Ned Sparks moved into his Sun Village Kauai condominium project by Wilcox Memorial Hospital nearly four years ago because he wanted peace and quiet, and because he wanted to be able to breathe clean air.
Instead, Sparks, a retired University of Alaska professor specializing in vocational education who has respiratory problems, said he has seen his condition threatened further.
He said a man living in Kapaia Valley near Sun Village Kauai periodically burns garbage, including roofing material, and the billowing smoke poses a health hazard to residents at the condominium project, reserved for residents who are 55 years and older and including others like Sparks with respiratory problems.
Sparks, 58, said he is fighting back, and he wants government leaders to step in to help resolve the problem.
He said he and other residents at Sun Village have signed a petition asking government leaders to halt burning activities unless a person has a permit.
The petition has reportedly been sent to members of the Kaua’i County Council for action.
But the effort may have been for naught, because an existing state law requires folks to obtain a permit from those at the state Department of Health’s Environmental Health Services Clean Air Division before they can burn green waste, and only that material, and only on income-producing farms.
Those who burn items in the backyards of their homes don’t need government permits to do so.
But, in either case, authorities can halt the burning of debris if the activity becomes offensive to neighbors.
Sparks said the smoke from periodic burning in Kapaia Valley poses a concrete health hazard because the multi-storied, 147-unit condominium project is located downwind from the burn site, Sparks told The Garden Island.
Sparks claimed government leaders have not acted responsibly enough to protect the health of Sun Village tenants.
“I have been here for about four years, and he does it on Christmas Day, New Year’s Day, and on long weekends when the chances of getting caught are less,” Sparks said of the unidentified man apparently living in Kapaia Valley.
It is not known whether or not the man Sparks is referring to is responsible for the Christmas Day fire in the valley that Kaua’i Fire Department firefighters responded to, and that Jonathon D’Attilio aboard an InterIsland Helicopters craft also responded to.
D’Attilio, 21, crashed his helicopter into De Mello Reservoir near Lihu’e while trying to collect water to battle the fire, and died two days later at Wilcox Memorial Hospital.
The cause of the Kapaia Valley fire is still under investigation, and no arrests have been made, county officials said.
Sparks said Kaua’i Police Department officers were successful in getting the man to halt the burning on one occasion, but only after he and other Sun Village residents pursued the matter.
The halting of the burning was only temporary, and subsequent fires have sent potentially health-harming smoke towards residents at Sun Village, Sparks contends.

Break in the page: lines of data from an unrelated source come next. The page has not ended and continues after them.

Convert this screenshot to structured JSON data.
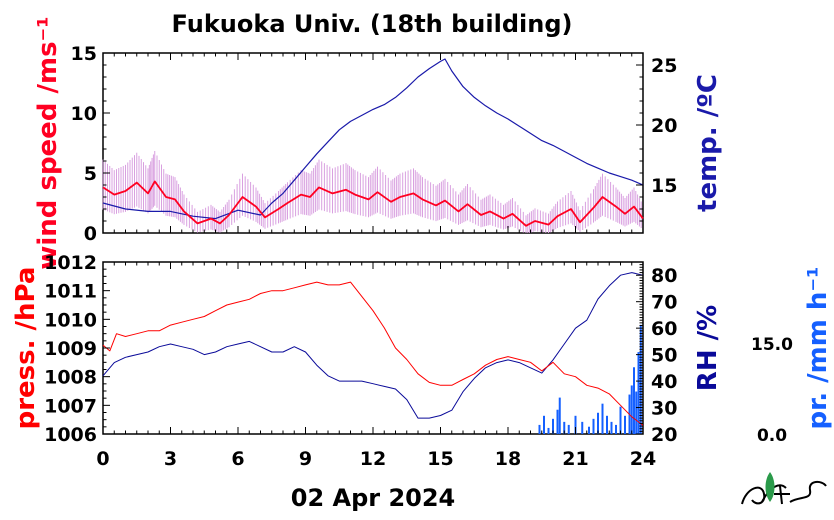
{
  "title": "Fukuoka Univ. (18th building)",
  "date_label": "02 Apr 2024",
  "colors": {
    "wind": "#ff0022",
    "wind_raw": "#d9a0e0",
    "temp": "#1a1aaa",
    "pressure": "#ff0000",
    "rh": "#0a0a99",
    "precip": "#1560ff",
    "axis": "#000000"
  },
  "chart_data": [
    {
      "type": "line",
      "panel": "top",
      "x_ticks": [
        "0",
        "3",
        "6",
        "9",
        "12",
        "15",
        "18",
        "21",
        "24"
      ],
      "xlim": [
        0,
        24
      ],
      "left_axis": {
        "label": "wind speed /ms⁻¹",
        "ylim": [
          0,
          15
        ],
        "ticks": [
          "0",
          "5",
          "10",
          "15"
        ]
      },
      "right_axis": {
        "label": "temp. /ºC",
        "ylim": [
          11,
          26
        ],
        "ticks": [
          "15",
          "20",
          "25"
        ]
      },
      "series": [
        {
          "axis": "left",
          "x": [
            0,
            0.5,
            1,
            1.5,
            2,
            2.3,
            2.8,
            3.2,
            3.6,
            4.2,
            4.8,
            5.2,
            5.6,
            6.2,
            6.8,
            7.2,
            7.8,
            8.2,
            8.8,
            9.2,
            9.6,
            10.2,
            10.8,
            11.2,
            11.8,
            12.2,
            12.8,
            13.2,
            13.8,
            14.2,
            14.8,
            15.2,
            15.8,
            16.2,
            16.8,
            17.2,
            17.8,
            18.2,
            18.8,
            19.2,
            19.8,
            20.2,
            20.8,
            21.2,
            21.8,
            22.2,
            22.8,
            23.2,
            23.6,
            24
          ],
          "values": [
            3.8,
            3.2,
            3.5,
            4.2,
            3.3,
            4.3,
            3.0,
            2.8,
            1.8,
            0.8,
            1.2,
            0.8,
            1.5,
            3.0,
            2.2,
            1.3,
            2.0,
            2.5,
            3.2,
            3.0,
            3.8,
            3.3,
            3.6,
            3.2,
            2.8,
            3.4,
            2.6,
            3.0,
            3.3,
            2.8,
            2.3,
            2.7,
            1.8,
            2.4,
            1.5,
            1.8,
            1.2,
            1.6,
            0.6,
            1.0,
            0.7,
            1.4,
            2.0,
            0.9,
            2.1,
            3.0,
            2.2,
            1.6,
            2.2,
            1.2
          ]
        },
        {
          "axis": "right",
          "x": [
            0,
            1,
            2,
            3,
            4,
            5,
            6,
            7,
            7.5,
            8,
            8.5,
            9,
            9.5,
            10,
            10.5,
            11,
            11.5,
            12,
            12.5,
            13,
            13.5,
            14,
            14.5,
            15,
            15.2,
            15.5,
            16,
            16.5,
            17,
            17.5,
            18,
            18.5,
            19,
            19.5,
            20,
            20.5,
            21,
            21.5,
            22,
            22.5,
            23,
            23.5,
            24
          ],
          "values": [
            13.5,
            13.0,
            12.8,
            12.8,
            12.4,
            12.2,
            12.9,
            12.5,
            13.5,
            14.3,
            15.4,
            16.5,
            17.6,
            18.6,
            19.6,
            20.3,
            20.8,
            21.3,
            21.7,
            22.3,
            23.1,
            24.0,
            24.7,
            25.3,
            25.5,
            24.5,
            23.2,
            22.3,
            21.6,
            21.0,
            20.5,
            19.9,
            19.3,
            18.7,
            18.3,
            17.8,
            17.3,
            16.8,
            16.4,
            16.0,
            15.7,
            15.4,
            15.0
          ]
        }
      ]
    },
    {
      "type": "line",
      "panel": "bottom",
      "x_ticks": [
        "0",
        "3",
        "6",
        "9",
        "12",
        "15",
        "18",
        "21",
        "24"
      ],
      "xlim": [
        0,
        24
      ],
      "xlabel": "02 Apr 2024",
      "left_axis": {
        "label": "press. /hPa",
        "ylim": [
          1006,
          1012
        ],
        "ticks": [
          "1006",
          "1007",
          "1008",
          "1009",
          "1010",
          "1011",
          "1012"
        ]
      },
      "right_axis": {
        "label": "RH /%",
        "ylim": [
          20,
          85
        ],
        "ticks": [
          "20",
          "30",
          "40",
          "50",
          "60",
          "70",
          "80"
        ]
      },
      "precip_axis": {
        "label": "pr. /mm h⁻¹",
        "ticks": [
          "0.0",
          "15.0"
        ]
      },
      "series": [
        {
          "axis": "left",
          "x": [
            0,
            0.3,
            0.6,
            1,
            1.5,
            2,
            2.5,
            3,
            3.5,
            4,
            4.5,
            5,
            5.5,
            6,
            6.5,
            7,
            7.5,
            8,
            8.5,
            9,
            9.5,
            10,
            10.5,
            11,
            11.5,
            12,
            12.5,
            13,
            13.5,
            14,
            14.5,
            15,
            15.5,
            16,
            16.5,
            17,
            17.5,
            18,
            18.5,
            19,
            19.5,
            20,
            20.5,
            21,
            21.5,
            22,
            22.5,
            23,
            23.5,
            24
          ],
          "values": [
            1009.1,
            1008.9,
            1009.5,
            1009.4,
            1009.5,
            1009.6,
            1009.6,
            1009.8,
            1009.9,
            1010.0,
            1010.1,
            1010.3,
            1010.5,
            1010.6,
            1010.7,
            1010.9,
            1011.0,
            1011.0,
            1011.1,
            1011.2,
            1011.3,
            1011.2,
            1011.2,
            1011.3,
            1010.8,
            1010.3,
            1009.7,
            1009.0,
            1008.6,
            1008.1,
            1007.8,
            1007.7,
            1007.7,
            1007.9,
            1008.1,
            1008.4,
            1008.6,
            1008.7,
            1008.6,
            1008.5,
            1008.2,
            1008.5,
            1008.1,
            1008.0,
            1007.7,
            1007.6,
            1007.4,
            1007.0,
            1006.6,
            1006.3
          ]
        },
        {
          "axis": "right",
          "x": [
            0,
            0.5,
            1,
            1.5,
            2,
            2.5,
            3,
            3.5,
            4,
            4.5,
            5,
            5.5,
            6,
            6.5,
            7,
            7.5,
            8,
            8.5,
            9,
            9.5,
            10,
            10.5,
            11,
            11.5,
            12,
            12.5,
            13,
            13.5,
            14,
            14.5,
            15,
            15.5,
            16,
            16.5,
            17,
            17.5,
            18,
            18.5,
            19,
            19.5,
            20,
            20.5,
            21,
            21.5,
            22,
            22.5,
            23,
            23.5,
            24
          ],
          "values": [
            42,
            47,
            49,
            50,
            51,
            53,
            54,
            53,
            52,
            50,
            51,
            53,
            54,
            55,
            53,
            51,
            51,
            53,
            51,
            46,
            42,
            40,
            40,
            40,
            39,
            38,
            37,
            33,
            26,
            26,
            27,
            29,
            36,
            41,
            45,
            47,
            48,
            47,
            45,
            43,
            48,
            54,
            60,
            63,
            71,
            76,
            80,
            81,
            80
          ]
        },
        {
          "axis": "precip",
          "type": "bar",
          "x": [
            19.4,
            19.6,
            19.8,
            20.0,
            20.2,
            20.3,
            20.5,
            20.7,
            21.0,
            21.3,
            21.6,
            21.8,
            22.0,
            22.2,
            22.4,
            22.6,
            22.8,
            23.0,
            23.2,
            23.4,
            23.5,
            23.6,
            23.7,
            23.8,
            23.9
          ],
          "values": [
            1.5,
            3.0,
            1.0,
            2.5,
            4.0,
            6.0,
            2.0,
            1.5,
            3.0,
            2.0,
            1.2,
            2.5,
            3.5,
            5.0,
            3.0,
            2.0,
            1.5,
            4.5,
            3.0,
            6.5,
            8.0,
            11.0,
            7.0,
            13.5,
            18.0
          ]
        }
      ]
    }
  ]
}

“I haven’t contacted the man. That is somebody else’s job,” Sparks said. “That is why I pay the taxes to the police (actually to county Department of Finance officials through property taxes).”
Sparks said he thought the man had burned roofing material one day. “It was really black smoke,” he said. “It smelled like tar.”
Jean Alexander, a board member of the Sun Village Association, said she believes the man who is the target of criticism by Sparks and some other Sun Village residents hasn’t broken any laws, and is being unfairly targeted.
She stressed she has not joined other Sun Village residents who want to prevent the man in Kapaia Valley from burning debris.
Sparks said he just wants to stop non-permitted or illegal burning in the valley.
For folks who want to burn debris on agricultural lands, they must first obtain an agricultural-burn permit from DOH officials, a department spokesperson in Honolulu said.
The permit is not intended for the clearing of land, and is for “legitimate farmers” who burn only green waste, the official said.
The agricultural-burn permit is issued only to folks who operate income-producing farms, pay excise taxes for their business operations, and have water sources, the DOH spokesperson said.
The permit costs $50, covers burning on a land area of less than 10 acres, and is good for a year from the day it is issued, the DOH spokesperson said.
The permit-holder, however, must halt appellations if DOH investigators, following up on public complaints, determine the conditions for agricultural burning have not been met, the spokes-person said.
DOH leaders also can declare “no-burn” days when conditions are ripe for fires to spread, or when burning might aggravate conditions of those like Sparks with respiratory problems.
Folks who fail to comply with the terms of the agricultural-burn permit can be subjected to penalties and court actions.
Residential property owners, mean-while, can conduct “backyard burning” on their properties without having to get a permit, on the premise they live too far away from streets where residential garbage pickup takes place.
These folks can burn up to 25 pounds each day, but only between 9 a.m. and 6 p.m., seven days a week.
Again, if the burning of materials, including garbage or green waste, becomes a nuisance or a hazard, KPD officers, acting on public complaints, can require fires to be put out, the DOH spokesperson said.
A KFD spokesman said those who want to conduct backyard burning must meet certain requirements, including ensuring the fire site is a safe distance from neighboring homes, and ascertaining how many pounds are to be burned.
It is also a good idea to let KPD dispatch operators know of the planned backyard burning, so that neighbors don’t call in reporting a fire in the neighborhood.